Second-line drugs are used when the TB bacteria are resistant to first-line agents (as in multidrug-resistant TB) or if the patient cannot tolerate the first-line drugs due to adverse effects. They are generally less effective and more toxic [1.3.2, 1.4.2].

In latent TB infection, the person has TB bacteria in their body, but they are not active, do not cause symptoms, and cannot be spread to others. In active TB disease, the bacteria are multiplying and causing illness, with symptoms like a persistent cough, fever, and weight loss, and it can be contagious [1.16.3].

A common side effect of Isoniazid is peripheral neuropathy (numbness and tingling). This occurs because the drug can cause a deficiency in vitamin B6. It is managed by co-administering pyridoxine (vitamin B6) supplements alongside the Isoniazid therapy [1.2.1, 1.5.2].

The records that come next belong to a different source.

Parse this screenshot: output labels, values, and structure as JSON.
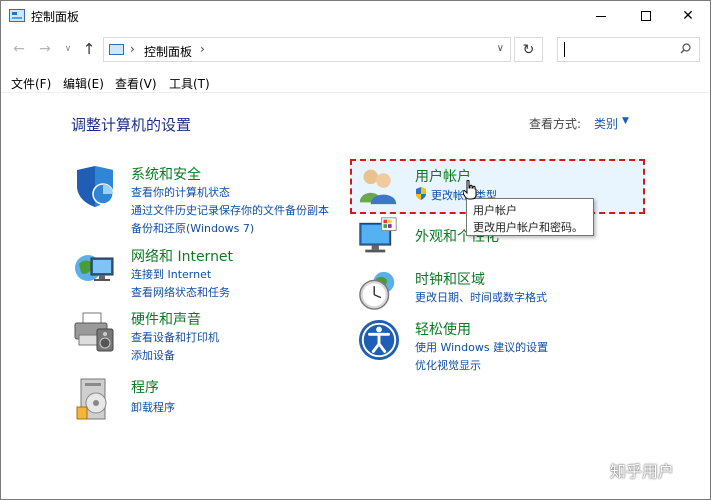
{
  "window": {
    "title": "控制面板",
    "controls": {
      "minimize": "–",
      "maximize": "□",
      "close": "✕"
    }
  },
  "nav": {
    "back": "←",
    "forward": "→",
    "dropdown": "∨",
    "up": "↑",
    "address_sep1": "›",
    "address_path": "控制面板",
    "address_sep2": "›",
    "address_dropdown": "∨",
    "refresh": "↻",
    "search_placeholder": ""
  },
  "menubar": {
    "file": "文件(F)",
    "edit": "编辑(E)",
    "view": "查看(V)",
    "tools": "工具(T)"
  },
  "main": {
    "heading": "调整计算机的设置",
    "view_by_label": "查看方式:",
    "view_by_value": "类别",
    "view_by_arrow": "▼"
  },
  "categories": {
    "system": {
      "title": "系统和安全",
      "links": [
        "查看你的计算机状态",
        "通过文件历史记录保存你的文件备份副本",
        "备份和还原(Windows 7)"
      ]
    },
    "network": {
      "title": "网络和 Internet",
      "links": [
        "连接到 Internet",
        "查看网络状态和任务"
      ]
    },
    "hardware": {
      "title": "硬件和声音",
      "links": [
        "查看设备和打印机",
        "添加设备"
      ]
    },
    "programs": {
      "title": "程序",
      "links": [
        "卸载程序"
      ]
    },
    "accounts": {
      "title": "用户帐户",
      "links": [
        "更改帐户类型"
      ]
    },
    "appearance": {
      "title": "外观和个性化",
      "links": []
    },
    "clock": {
      "title": "时钟和区域",
      "links": [
        "更改日期、时间或数字格式"
      ]
    },
    "ease": {
      "title": "轻松使用",
      "links": [
        "使用 Windows 建议的设置",
        "优化视觉显示"
      ]
    }
  },
  "tooltip": {
    "line1": "用户帐户",
    "line2": "更改用户帐户和密码。"
  },
  "watermark": "知乎用户",
  "colors": {
    "category_title": "#0c7a24",
    "link": "#0f4fa6",
    "heading": "#1e3287",
    "highlight_bg": "#e8f4fe",
    "highlight_border": "#d11a1a"
  }
}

MDR-TB stands for Multidrug-Resistant Tuberculosis. It is a form of TB caused by bacteria that are resistant to at least Isoniazid and Rifampin, the two most powerful first-line anti-TB drugs [1.4.3].

Yes, newer all-oral regimens have been developed that are shorter and more effective. For example, the BPaLM regimen (Bedaquiline, Pretomanid, Linezolid, Moxifloxacin) is a 6-month treatment for MDR-TB with a high success rate, and it is now recommended by the WHO [1.12.1, 1.15.2].